Kenya: Foreign Intervention in Libya Destabilises the Region


The Permanent Representative of Kenya to the United Nations (UN), Martin Kimani, stressed the need to end foreign interference in Libya.

In a speech to the UN Security Council, the Kenya representative said that intervention in Libya must end to ensure the gains that have been achieved so far. He added that this intervention is characterised by the continuous presence of foreign fighters and mercenaries on Libyan soil.

“This presence does not lead to destabilisation in Libya alone, but in the region as a whole,” Kenya warned.

Notably, the International Crisis Group (ICG) has urged the African Union (AU) to play greater role in addressing the Libyan crisis, and help the war-torn country to remove foreign fighters and mercenaries from its territories.

It pointed out that the AU should stop playing the role of “spectator,” while the risks of derailing the political transition in Libya increase, after the elections were postponed indefinitely.

The report indicated that the way out of the Libyan crisis is for the AU to support political mediation led by the UN to draw a new road map. “The expulsion of Chadian and Sudanese fighters should be facilitated, because the country’s stability in future depends on the departure of foreign fighters,” the report explained.

The ICG called on the AU to address the disadvantages of removing those fighters from Libya, in accordance with the provisions of the cease-fire. It also indicated that the source countries of fighters must be pressured to develop a clear strategy for the transfer of these fighters.

The report concluded that the AU is required to encourage a smooth withdrawal process for those fighters in an organized, coordinated and gradual manner.

Earlier, Kingabe Ogouzeimi de Tapol, a Spokesperson for the Front for Change and Concord in Chad (FACT), said that there are many Chadian rebels still present in Libya.

In an interview with the Italian news agency Nova, de Tapol expressed his regret that elections were not held in Libya, where there are many Chadian rebels.

“They understand the need to return,” de Tabol said, referring to Chadian militants in Libya. “In the past, we were in Libya to fight the Islamic State of Iraq and the Levant (ISIS), but today we know that we must go back to our country.”

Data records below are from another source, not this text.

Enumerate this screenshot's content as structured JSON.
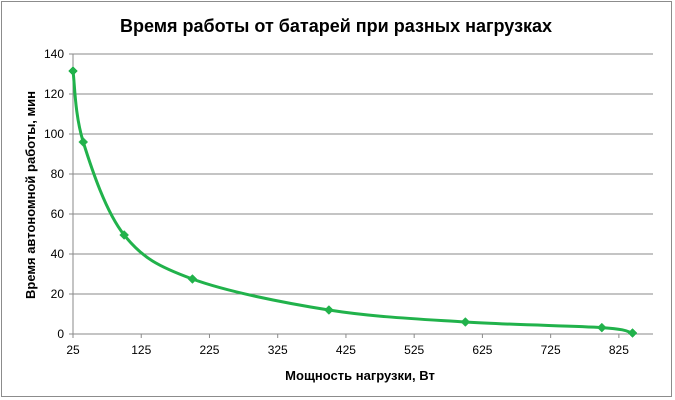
{
  "chart_data": {
    "type": "line",
    "title": "Время работы  от батарей  при разных  нагрузках",
    "xlabel": "Мощность нагрузки, Вт",
    "ylabel": "Время автономной работы, мин",
    "xlim": [
      25,
      875
    ],
    "ylim": [
      0,
      140
    ],
    "x_ticks": [
      25,
      125,
      225,
      325,
      425,
      525,
      625,
      725,
      825
    ],
    "y_ticks": [
      0,
      20,
      40,
      60,
      80,
      100,
      120,
      140
    ],
    "grid": true,
    "series": [
      {
        "color": "#21b24b",
        "marker": "diamond",
        "smooth": true,
        "points": [
          {
            "x": 25,
            "y": 131.5
          },
          {
            "x": 40,
            "y": 96
          },
          {
            "x": 100,
            "y": 49.5
          },
          {
            "x": 200,
            "y": 27.5
          },
          {
            "x": 400,
            "y": 12
          },
          {
            "x": 600,
            "y": 6
          },
          {
            "x": 800,
            "y": 3.2
          },
          {
            "x": 845,
            "y": 0.5
          }
        ]
      }
    ]
  }
}
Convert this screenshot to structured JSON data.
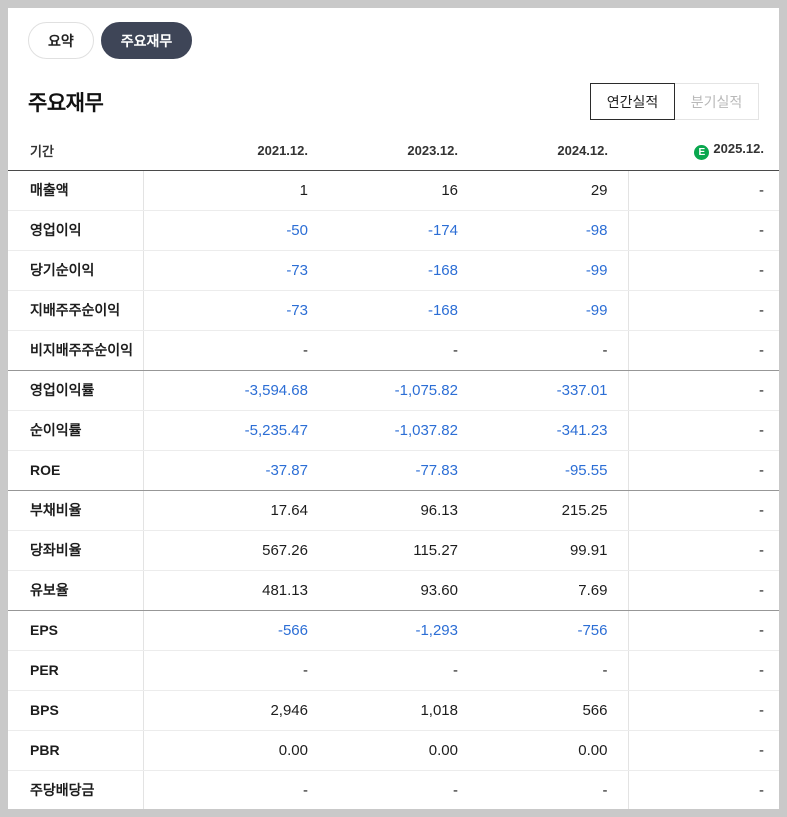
{
  "tabs": [
    {
      "label": "요약"
    },
    {
      "label": "주요재무"
    }
  ],
  "section": {
    "title": "주요재무",
    "toggles": [
      {
        "label": "연간실적"
      },
      {
        "label": "분기실적"
      }
    ]
  },
  "table": {
    "period_label": "기간",
    "columns": [
      "2021.12.",
      "2023.12.",
      "2024.12.",
      "2025.12."
    ],
    "estimate_badge": "E",
    "rows": [
      {
        "label": "매출액",
        "values": [
          "1",
          "16",
          "29",
          "-"
        ]
      },
      {
        "label": "영업이익",
        "values": [
          "-50",
          "-174",
          "-98",
          "-"
        ]
      },
      {
        "label": "당기순이익",
        "values": [
          "-73",
          "-168",
          "-99",
          "-"
        ]
      },
      {
        "label": "지배주주순이익",
        "values": [
          "-73",
          "-168",
          "-99",
          "-"
        ]
      },
      {
        "label": "비지배주주순이익",
        "values": [
          "-",
          "-",
          "-",
          "-"
        ],
        "group_end": true
      },
      {
        "label": "영업이익률",
        "values": [
          "-3,594.68",
          "-1,075.82",
          "-337.01",
          "-"
        ]
      },
      {
        "label": "순이익률",
        "values": [
          "-5,235.47",
          "-1,037.82",
          "-341.23",
          "-"
        ]
      },
      {
        "label": "ROE",
        "values": [
          "-37.87",
          "-77.83",
          "-95.55",
          "-"
        ],
        "group_end": true
      },
      {
        "label": "부채비율",
        "values": [
          "17.64",
          "96.13",
          "215.25",
          "-"
        ]
      },
      {
        "label": "당좌비율",
        "values": [
          "567.26",
          "115.27",
          "99.91",
          "-"
        ]
      },
      {
        "label": "유보율",
        "values": [
          "481.13",
          "93.60",
          "7.69",
          "-"
        ],
        "group_end": true
      },
      {
        "label": "EPS",
        "values": [
          "-566",
          "-1,293",
          "-756",
          "-"
        ]
      },
      {
        "label": "PER",
        "values": [
          "-",
          "-",
          "-",
          "-"
        ]
      },
      {
        "label": "BPS",
        "values": [
          "2,946",
          "1,018",
          "566",
          "-"
        ]
      },
      {
        "label": "PBR",
        "values": [
          "0.00",
          "0.00",
          "0.00",
          "-"
        ]
      },
      {
        "label": "주당배당금",
        "values": [
          "-",
          "-",
          "-",
          "-"
        ]
      }
    ]
  },
  "colors": {
    "negative": "#2c6ed5",
    "estimate_badge": "#0aa74e",
    "active_tab_bg": "#3e4557"
  }
}
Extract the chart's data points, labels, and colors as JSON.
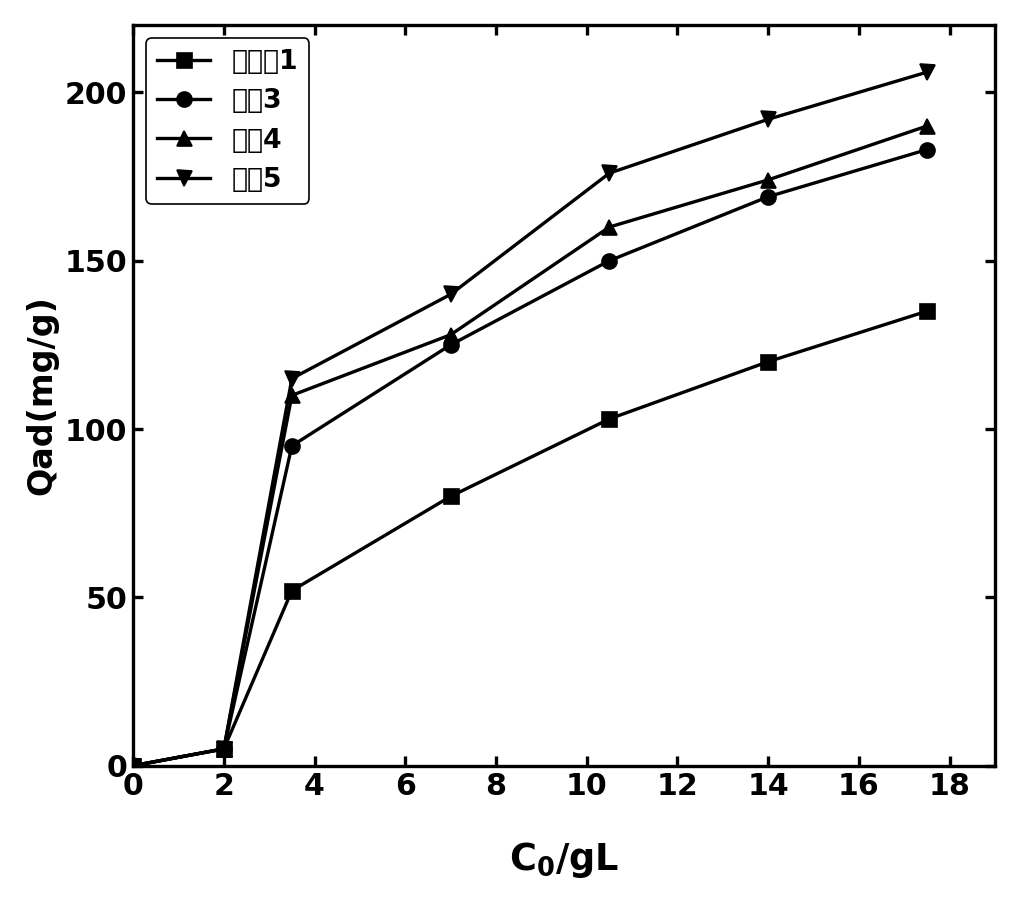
{
  "series": [
    {
      "label": "实施例1",
      "x": [
        0,
        2,
        3.5,
        7,
        10.5,
        14,
        17.5
      ],
      "y": [
        0,
        5,
        52,
        80,
        103,
        120,
        135
      ],
      "marker": "s",
      "color": "#000000",
      "linestyle": "-"
    },
    {
      "label": "对比3",
      "x": [
        0,
        2,
        3.5,
        7,
        10.5,
        14,
        17.5
      ],
      "y": [
        0,
        5,
        95,
        125,
        150,
        169,
        183
      ],
      "marker": "o",
      "color": "#000000",
      "linestyle": "-"
    },
    {
      "label": "对比4",
      "x": [
        0,
        2,
        3.5,
        7,
        10.5,
        14,
        17.5
      ],
      "y": [
        0,
        5,
        110,
        128,
        160,
        174,
        190
      ],
      "marker": "^",
      "color": "#000000",
      "linestyle": "-"
    },
    {
      "label": "对比5",
      "x": [
        0,
        2,
        3.5,
        7,
        10.5,
        14,
        17.5
      ],
      "y": [
        0,
        5,
        115,
        140,
        176,
        192,
        206
      ],
      "marker": "v",
      "color": "#000000",
      "linestyle": "-"
    }
  ],
  "ylabel": "Qad(mg/g)",
  "xlim": [
    0,
    19
  ],
  "ylim": [
    0,
    220
  ],
  "xticks": [
    0,
    2,
    4,
    6,
    8,
    10,
    12,
    14,
    16,
    18
  ],
  "yticks": [
    0,
    50,
    100,
    150,
    200
  ],
  "background_color": "#ffffff",
  "linewidth": 2.0,
  "markersize": 9,
  "axis_fontsize": 20,
  "tick_fontsize": 18,
  "legend_fontsize": 16
}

In October 2021, the Sudanese Foreign Minister, Mariam Al-Sadiq Al-Mahdi, confirmed the presence of Sudanese mercenaries in Libya. She stressed that the responsibility of the Sudanese government lies in ensuring that those fighters do not pose a threat to Libya. Their departure is part of the democratic development and stability in Libya.

Al-Mahdi pointed out that her government has reached joint security mechanisms that enjoy broad international support. She noted that this was agreed by the 5 + 5 Joint Military Committee (JMC), highlighting the existence of a plan with a clear timetable to limit the Sudanese fighters.

The Sudanese Foreign Minister explained that the JMC and the security services of Sudan will reach an agreement on the method of returning the Sudanese mercenaries, so that they do not pose a threat to Sudan and Libya as well.